My birthday present to myself this year (in July) was a new hardtail mountain bike, my 2009 Independent Fabrication Steel Deluxe. It replaced my full suspension bike that was a little bit too big (which has now been sold), and it's been picking up the miles. Most Tuesday evenings I'm somewhere in Atlanta on a mountain bike with bright lights, riding secret singletrack throughout the city (example), and if the weather plays nice, I squeeze in a trip somewhere to the mountains on weekends. Jim is always up for something ridiculous if I find a trail with crazy amounts of climbing and long miles and Bob is up for riding whenever he is in town. Jason does a great job keeping up on his very old bike that he turned into a single speed, and he's still very new to mountain biking so every place we go is new to him. So far this year I've ridden a lot, including 17 places that I've never ridden before, and there are still 3 weeks left! Here's a few examples (the ones where I took pictures):

Stonewall Falls

"Discovered" by just wanting to find a place to ride close to my grandparents lakehouse, I've ridden here a few times and the last time dragged along Ben and my brother. It never disappoints!

Santa Fe

A fantastic 4 days of riding in New Mexico that I wrote a lot about here. All new places, lots of miles, lots of elevation, and great views.

Bull Mountain

Jim, Jason, and I descended on North Georgia to ride part of an "awesome" trail network that I'd heard about but never ridden. It certainly wasn't the "best mountain biking in Georgia" but we had a good time, crossed a lot of streams, and rode up some very technical climbs.

Mountaintown Creek

Jim and I returned to the scene of my broken collarbone, this time riding down the singletrack instead of me getting taken to the ER in a car from the top of the mountain.

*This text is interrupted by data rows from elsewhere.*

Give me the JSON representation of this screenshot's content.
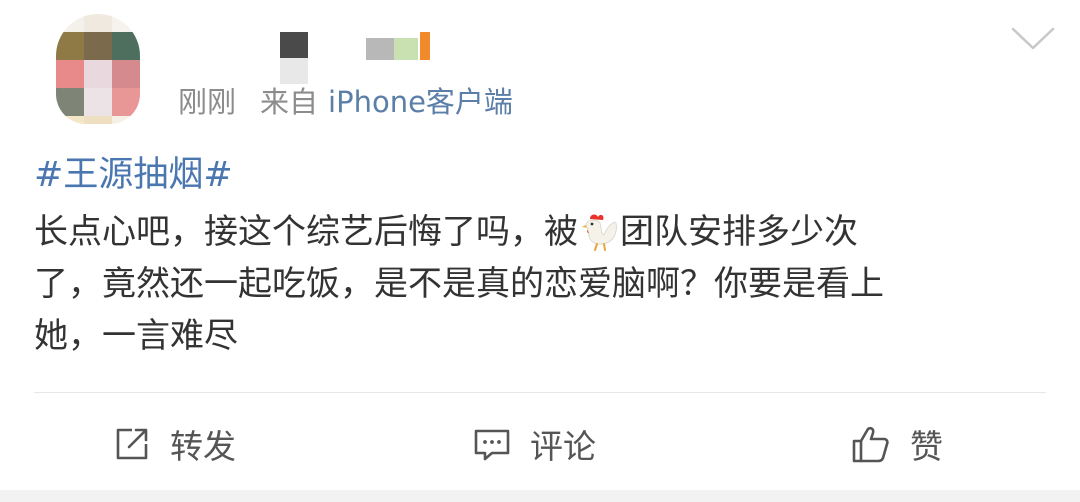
{
  "post": {
    "time": "刚刚",
    "from_label": "来自",
    "source": "iPhone客户端",
    "hashtag": "#王源抽烟#",
    "content_lines": [
      {
        "before": "长点心吧，接这个综艺后悔了吗，被",
        "after": "团队安排多少次"
      },
      "了，竟然还一起吃饭，是不是真的恋爱脑啊？你要是看上",
      "她，一言难尽"
    ],
    "emoji": "rooster"
  },
  "actions": {
    "repost": "转发",
    "comment": "评论",
    "like": "赞"
  },
  "colors": {
    "link": "#4a77b0",
    "source": "#5b7fa8",
    "meta": "#8c8c8c",
    "text": "#333333",
    "action": "#555555"
  },
  "icons": {
    "menu": "chevron-down-icon",
    "repost": "share-icon",
    "comment": "comment-icon",
    "like": "thumbs-up-icon"
  },
  "privacy": "avatar and username pixelated"
}
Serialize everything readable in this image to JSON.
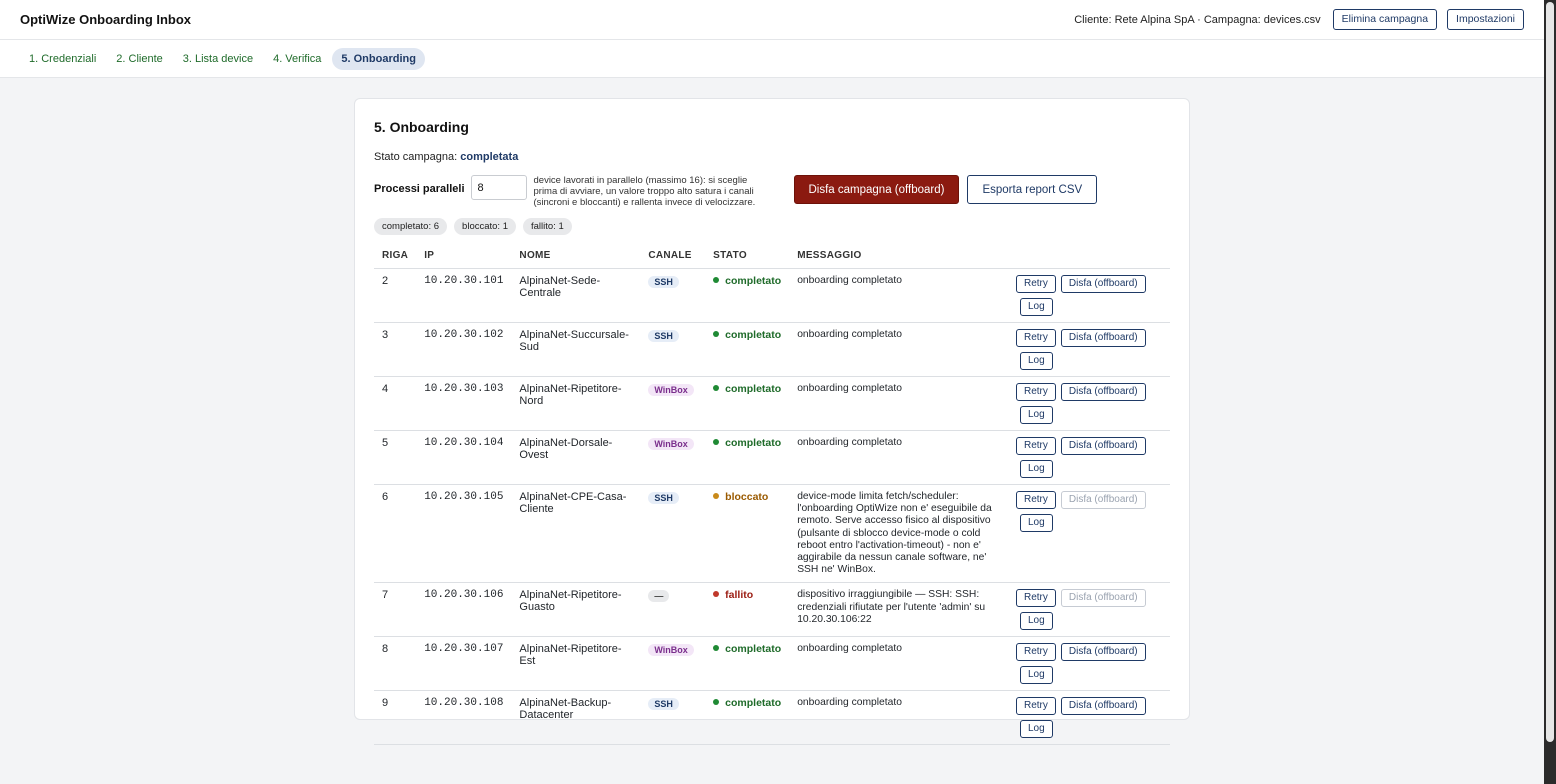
{
  "app": {
    "title": "OptiWize Onboarding Inbox"
  },
  "header": {
    "client_info": "Cliente: Rete Alpina SpA · Campagna: devices.csv",
    "delete_label": "Elimina campagna",
    "settings_label": "Impostazioni"
  },
  "steps": [
    {
      "label": "1. Credenziali"
    },
    {
      "label": "2. Cliente"
    },
    {
      "label": "3. Lista device"
    },
    {
      "label": "4. Verifica"
    },
    {
      "label": "5. Onboarding"
    }
  ],
  "onboarding": {
    "title": "5. Onboarding",
    "stato_label": "Stato campagna:",
    "stato_value": "completata",
    "parallel_label": "Processi paralleli",
    "parallel_value": "8",
    "parallel_help": "device lavorati in parallelo (massimo 16): si sceglie prima di avviare, un valore troppo alto satura i canali (sincroni e bloccanti) e rallenta invece di velocizzare.",
    "offboard_label": "Disfa campagna (offboard)",
    "export_label": "Esporta report CSV",
    "chips": [
      "completato: 6",
      "bloccato: 1",
      "fallito: 1"
    ]
  },
  "table": {
    "headers": [
      "RIGA",
      "IP",
      "NOME",
      "CANALE",
      "STATO",
      "MESSAGGIO"
    ],
    "rows": [
      {
        "riga": "2",
        "ip": "10.20.30.101",
        "nome": "AlpinaNet-Sede-Centrale",
        "canale": "SSH",
        "stato": "completato",
        "messaggio": "onboarding completato",
        "retry": "Retry",
        "offboard": "Disfa (offboard)",
        "log": "Log"
      },
      {
        "riga": "3",
        "ip": "10.20.30.102",
        "nome": "AlpinaNet-Succursale-Sud",
        "canale": "SSH",
        "stato": "completato",
        "messaggio": "onboarding completato",
        "retry": "Retry",
        "offboard": "Disfa (offboard)",
        "log": "Log"
      },
      {
        "riga": "4",
        "ip": "10.20.30.103",
        "nome": "AlpinaNet-Ripetitore-Nord",
        "canale": "WinBox",
        "stato": "completato",
        "messaggio": "onboarding completato",
        "retry": "Retry",
        "offboard": "Disfa (offboard)",
        "log": "Log"
      },
      {
        "riga": "5",
        "ip": "10.20.30.104",
        "nome": "AlpinaNet-Dorsale-Ovest",
        "canale": "WinBox",
        "stato": "completato",
        "messaggio": "onboarding completato",
        "retry": "Retry",
        "offboard": "Disfa (offboard)",
        "log": "Log"
      },
      {
        "riga": "6",
        "ip": "10.20.30.105",
        "nome": "AlpinaNet-CPE-Casa-Cliente",
        "canale": "SSH",
        "stato": "bloccato",
        "messaggio": "device-mode limita fetch/scheduler: l'onboarding OptiWize non e' eseguibile da remoto. Serve accesso fisico al dispositivo (pulsante di sblocco device-mode o cold reboot entro l'activation-timeout) - non e' aggirabile da nessun canale software, ne' SSH ne' WinBox.",
        "retry": "Retry",
        "offboard": "Disfa (offboard)",
        "log": "Log"
      },
      {
        "riga": "7",
        "ip": "10.20.30.106",
        "nome": "AlpinaNet-Ripetitore-Guasto",
        "canale": "—",
        "stato": "fallito",
        "messaggio": "dispositivo irraggiungibile — SSH: SSH: credenziali rifiutate per l'utente 'admin' su 10.20.30.106:22",
        "retry": "Retry",
        "offboard": "Disfa (offboard)",
        "log": "Log"
      },
      {
        "riga": "8",
        "ip": "10.20.30.107",
        "nome": "AlpinaNet-Ripetitore-Est",
        "canale": "WinBox",
        "stato": "completato",
        "messaggio": "onboarding completato",
        "retry": "Retry",
        "offboard": "Disfa (offboard)",
        "log": "Log"
      },
      {
        "riga": "9",
        "ip": "10.20.30.108",
        "nome": "AlpinaNet-Backup-Datacenter",
        "canale": "SSH",
        "stato": "completato",
        "messaggio": "onboarding completato",
        "retry": "Retry",
        "offboard": "Disfa (offboard)",
        "log": "Log"
      }
    ]
  },
  "colors": {
    "accent": "#1f3a66",
    "danger": "#8b1a10",
    "ok": "#1f6b2a",
    "warn": "#9a5a00",
    "fail": "#9b1c12"
  }
}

Unfortunately, the singletrack wasn't much more fun than getting X-Rays so we won't be returning here. Lots of down trees, unrideable stream crossings, and white-knuckle descents that were a little too technical. Read Jim's account

Raccoon Mountain

Jason and I skipped out on the cyclocross season finale hosted by Faster Mustache and went to Tennessee instead. This place lived up to our expectations and we'll definitely go back. Perhaps the most fun was riding trails that snaked through snow accumulation from the day before.

All of these were great, and I'll be doing more things like them next year instead of doing the race thing. I will be racing the Snake Creek Gap 34-mile timetrial in Jan/Feb/March because it's very different from the short XC racing and terrible/awesome in it's own special way. Who want's to get in some epic riding next year? 50mile+ days, 10k+ ft of climbing days, etc!